Or, ce que montre le film n’est déjà plus valable. Ce que Made in France racontait en 2014 s’est transformé, en 2015, en un discours totalement différent. Ce n’est certes pas la faute de Boukhrief, et pas plus celle de Besnard, mais leur scénario, basé sur la balade sauvage de Mohamed Merah, loup solitaire qui a tué sept personnes à Toulouse et à Montauban en 2012, pourrait aussi bien avoir écrit il y a dix ans, au moment des attentats contre Madrid puis Londres, au moment où l’Occident stupéfait découvrait le nouveau profil de terroristes qui s’étaient intégrés dans la société pour mieux la détruire de l’intérieur. Cet état de fait est toujours vrai – c’était le cas des fous de Dieu qui ont assassiné la France en 2015. Mais il y a aujourd’hui un esprit qui pense ces crimes, qui les appelle de ses vœux, qui les commandite et qui dirige les mains soumises de ces êtres de papier, tellement persuadés que leur croyance aveugle leur confère de la force qu’ils en deviennent des coquilles vides, sans amour ni compassion.

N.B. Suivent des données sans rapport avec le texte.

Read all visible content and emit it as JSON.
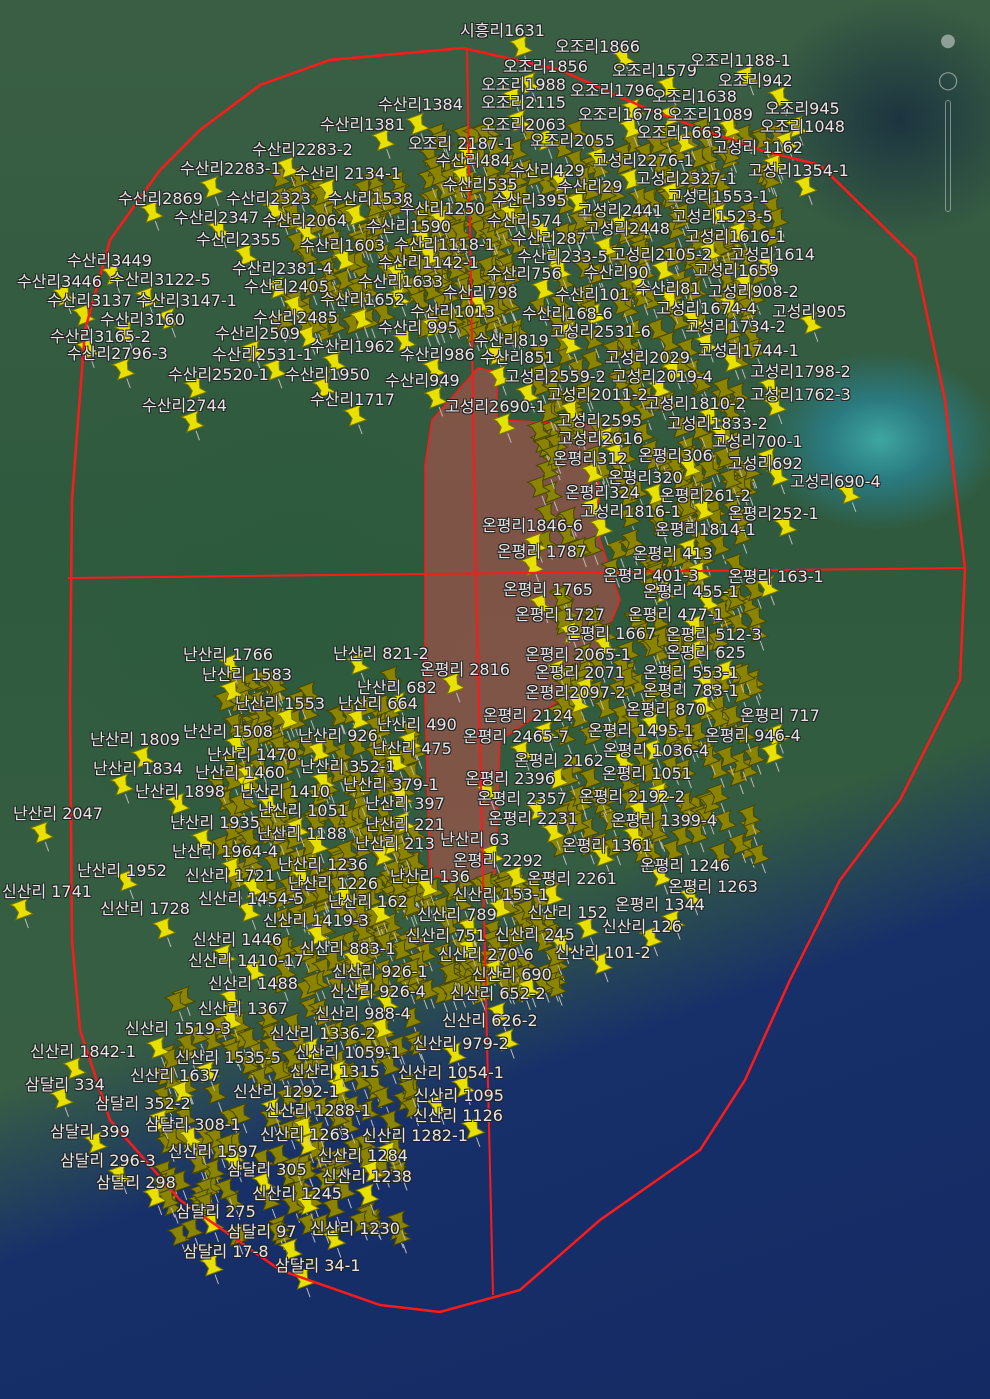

Made in France d’hier et d’aujourd’hui
S’il est dommageable que le film n’eût pas eu droit à sa sortie en salles, même si l’on comprend l’indélicatesse que ce lancement sur grand écran eût été dans la foulée des pires attentats qui ont jamais touché notre pays, cette irréalité latente de son message le fait de toute façon flotter au-dessus de l’actualité. À peine ouverte, Made in France referme déjà la parenthèse. Cette clôture se retrouve dans la structure même du film, qui démarre avec le retour de Hassan et se termine avec l’échec de l’opération mise sur pied par leur cellule. En nous révélant, dans le dernier acte, qu’il n’y a jamais eu de « chefs », en exposant la vérité, à savoir que la longue série de carnages qu’il promettait à la suite de leur attaque n’aura pas lieu, Hassan boucle la boucle. Et laisse dire au film que le terrorisme est une roue fermée sur elle-même, limitée à ces marionnettes sans objet, ces mannequins qui ne sont en quête que du pouvoir et de la reconnaissance.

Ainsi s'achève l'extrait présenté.